Conservador Boston Globe columnista Jeff Jacoby disminuye correctamente Una disposición perniciosa en la “gran factura hermosa” de Trump:
Enterrado cerca del final del ridículamente llamado “One Big Beautiful Bill Ley” aprobada por el Comité de Presupuesto de la Cámara durante el fin de semana es un nuevo impuesto del 5 por ciento sobre las remesas [now reduced to 3.5%]los regalos de dinero que decenas de millones de los trabajadores estadounidenses nacidos en el extranjero envían regularmente a miembros de la familia en el extranjero.
Como regla general, los republicanos se promocionan como el partido de más bajo impuestos. De hecho, un objetivo clave del paquete legislativo “grande y hermoso” es extender permanentemente los recortes de impuestos aprobados por el Congreso en 2017 y firmado por el presidente Trump durante su primer mandato …
Pero es una historia diferente para los inmigrantes que envían algunos de sus salarios ganados con tanto esfuerzo a sus seres queridos en sus patrias.
Los recortes de impuestos pueden ser importantes para la marca republicana, pero en estos días es la mala voluntad hacia los migrantes. Un nuevo impuesto sobre las remesas generaría algunos ingresos para el gobierno federal, pero como con muchos de las acciones de la administraciónsu objetivo principal es dificultar la vida de los inmigrantes …
Agregaría que también se supone que el Partido Republicano es el partido de “valores familiares”. Sin embargo, este impuesto se dirige a las personas que envían fondos a sus familias, muchas de las cuales sufren de pobreza severa en sus países de origen. Las remesas son una valiosa vida para millones de personas pobresy atacarlos por impuestos discriminatorios es cruel e injusto. Los trabajadores inmigrantes deben pagar los mismos impuestos que todos los demás, y no deben estar sujetos a impuestos adicionales cuando usen algunos de sus salarios ganados con tanto esfuerzo para enviar remesas a sus familias.

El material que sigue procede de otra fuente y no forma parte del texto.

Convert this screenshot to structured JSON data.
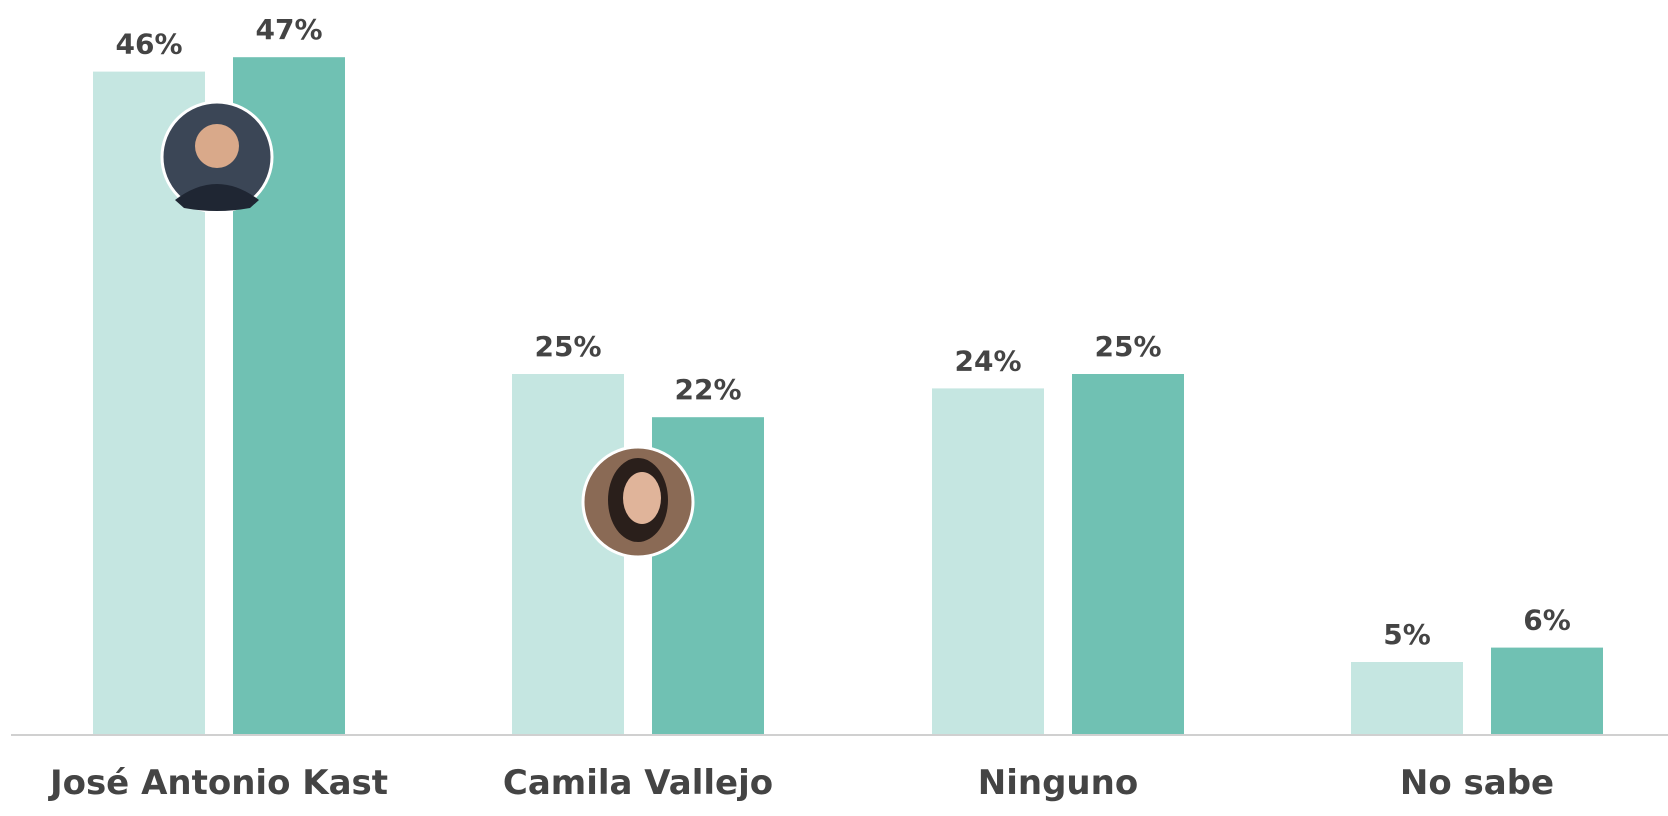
{
  "chart_data": {
    "type": "bar",
    "categories": [
      "José Antonio Kast",
      "Camila Vallejo",
      "Ninguno",
      "No sabe"
    ],
    "series": [
      {
        "color": "#c5e6e1",
        "values": [
          46,
          25,
          24,
          5
        ],
        "value_labels": [
          "46%",
          "25%",
          "24%",
          "5%"
        ]
      },
      {
        "color": "#70c1b3",
        "values": [
          47,
          22,
          25,
          6
        ],
        "value_labels": [
          "47%",
          "22%",
          "25%",
          "6%"
        ]
      }
    ]
  }
}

Jacoby señala con razón que el impuesto de remesas puede incentivar en lugar de disuadir la migración ilegal. Agregaría que la gran mayoría de las remesas en realidad son enviadas por migrantes legales. Incluso si crees que es solo para castigar a los migrantes ilegales de esta manera (generalmente no Porque la importación moral de la distinción legal-ilegal es muy exagerada), esa no es razón para dañar los legales.
Jacoby también destaca los defectos en el argumento de que las remesas de alguna manera drenan el dinero de la economía estadounidense:
Los nativistas también argumentan que las remesas agotan el dinero de los Estados Unidos, que los dólares ganados aquí deberían quedarse aquí. “Los enviadores de remesas (en su mayoría ilegales) envían $ 25 mil millones al año fuera de los Estados Unidos”, el Centro de Inmigración Estudia argumentado en 2010…
Como la mayoría de los economistas confirmarán, los dólares enviados al extranjero, como remesas, para pagar las importaciones o comprar moneda extranjera – no están “perdidos” para la economía estadounidense. En casi todos los casos, regresan. Las entidades extranjeras generalmente no pueden usar dólares a nivel nacional dentro de sus propios países. Entonces, cuando las empresas o bancos en el extranjero acumulan moneda estadounidense, solo pueden usarla para comprar bienes y servicios estadounidenses o para invertir en activos estadounidenses. La conclusión: no importa cuántos miles de millones de dólares envíen a los estadounidenses al extranjero, prácticamente todos esos dólares deben regresar a los Estados Unidos.
Esta es solo la economía básica 101 de las remesas denominadas en dólares. Suponga, sin embargo, que algunos miembros de la familia que reciben remesas solo cuentan el dinero en sus colchones o se revolcan, como Scrooge McDuck. ¡Los estadounidenses aún se benefician! Al sacar este dinero de la circulación en los EE. UU., Los miembros de la familia causarían una pequeña cantidad de deflación al margen, lo que aumenta marginalmente el valor de los dólares en poder de todos los demás, y la mayoría de estos dólares están en manos de los estadounidenses. Este punto también se aplica en gran medida al uso de dólares de remesas en países como El Salvador, que ha adoptado el dólar estadounidense como su propia moneda.